Acompanho os seresteiros
E também ponho-me a cantar:
Maringá, Maringá! Chuá, Chuá!
E os acordes do violão
Quase me fazem chorar.
Relembrei cantigas antigas
Que mamãe sempre cantava
Com entusiasmo e emoção:
Não há, oh! gente, oh! não, luar
Como este do sertão!
Cidade de tanta magia
Para mim és singular
Seresteiros e poetas
Voltarei para ficar.
Arlete Moreira dos Reis |
arletemr@ig.com.br
Arlete Moreira dos Reis, foi uma
menina sonhadora.Tudo para ela foi muito difícil. De família humilde, o pai
cearense e a mãe operária do Moinho Inglês, ela achava que embaixo da enorme
pedreira, que era o fundo do quintal de sua casa, havia pessoas conversando,
tocando, e colocava o ouvido na pedra para ouvi-las todos os dias.

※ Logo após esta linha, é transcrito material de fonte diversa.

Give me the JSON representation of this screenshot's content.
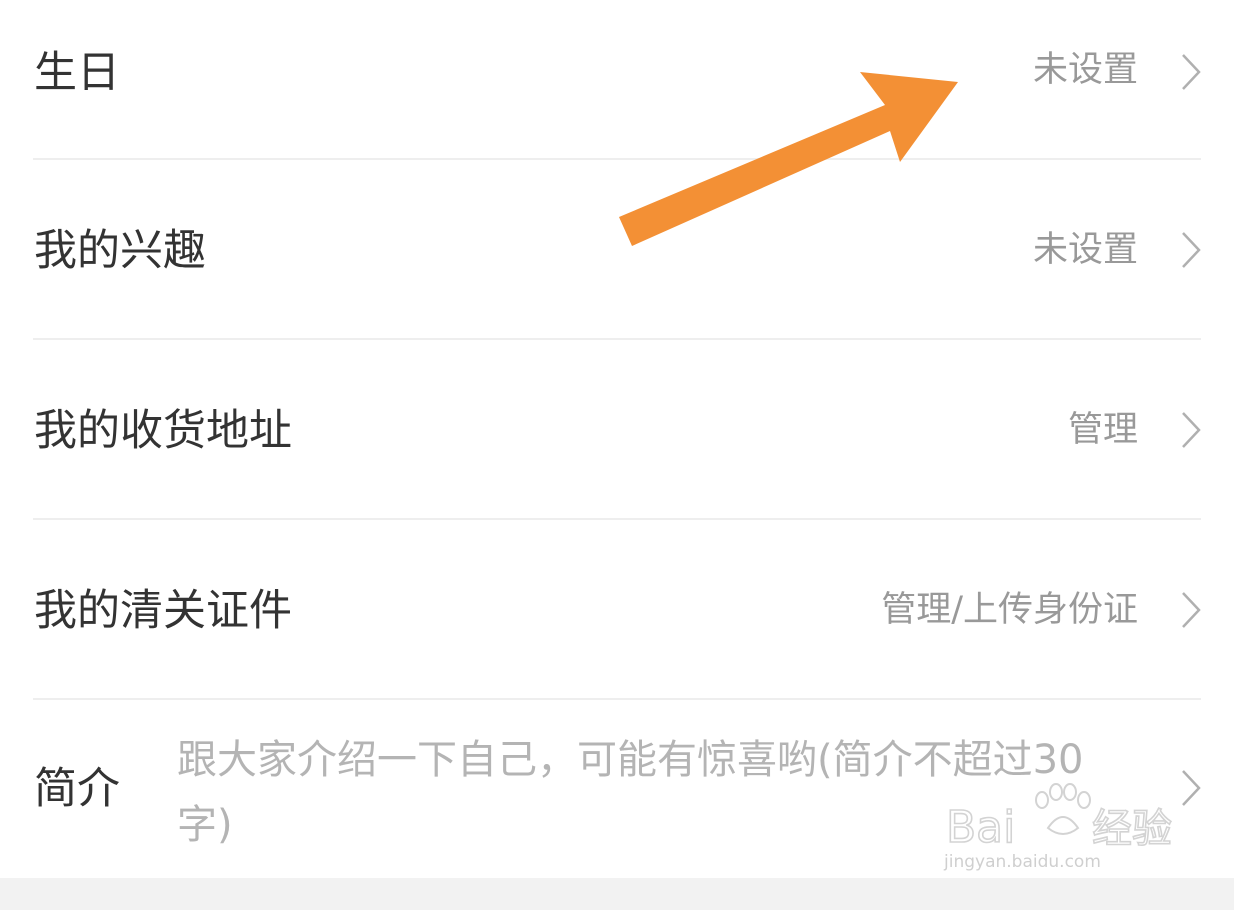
{
  "rows": [
    {
      "label": "生日",
      "value": "未设置"
    },
    {
      "label": "我的兴趣",
      "value": "未设置"
    },
    {
      "label": "我的收货地址",
      "value": "管理"
    },
    {
      "label": "我的清关证件",
      "value": "管理/上传身份证"
    }
  ],
  "intro": {
    "label": "简介",
    "placeholder": "跟大家介绍一下自己，可能有惊喜哟(简介不超过30字)"
  },
  "watermark": {
    "logo_text": "Baidu经验",
    "url": "jingyan.baidu.com"
  },
  "colors": {
    "annotation_arrow": "#F39035",
    "label": "#333333",
    "value": "#999999",
    "placeholder": "#B4B4B4",
    "divider": "#EEEEEE"
  },
  "icons": {
    "row_chevron": "chevron-right-icon",
    "annotation": "annotation-arrow"
  }
}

Era sua
imaginação. Não tinha muito com o que brincar e para ela e o irmão conjecturarem
o que os habitantes subterrâneos estavam fazendo era a maior distração e também
o segredo dos dois.
"Continuo sonhando em ver um Brasil sem fome, sem analfabetos, com suas riquezas
preservadas, seus velhos e índios respeitados. Peço a Deus que não seja uma
utopia."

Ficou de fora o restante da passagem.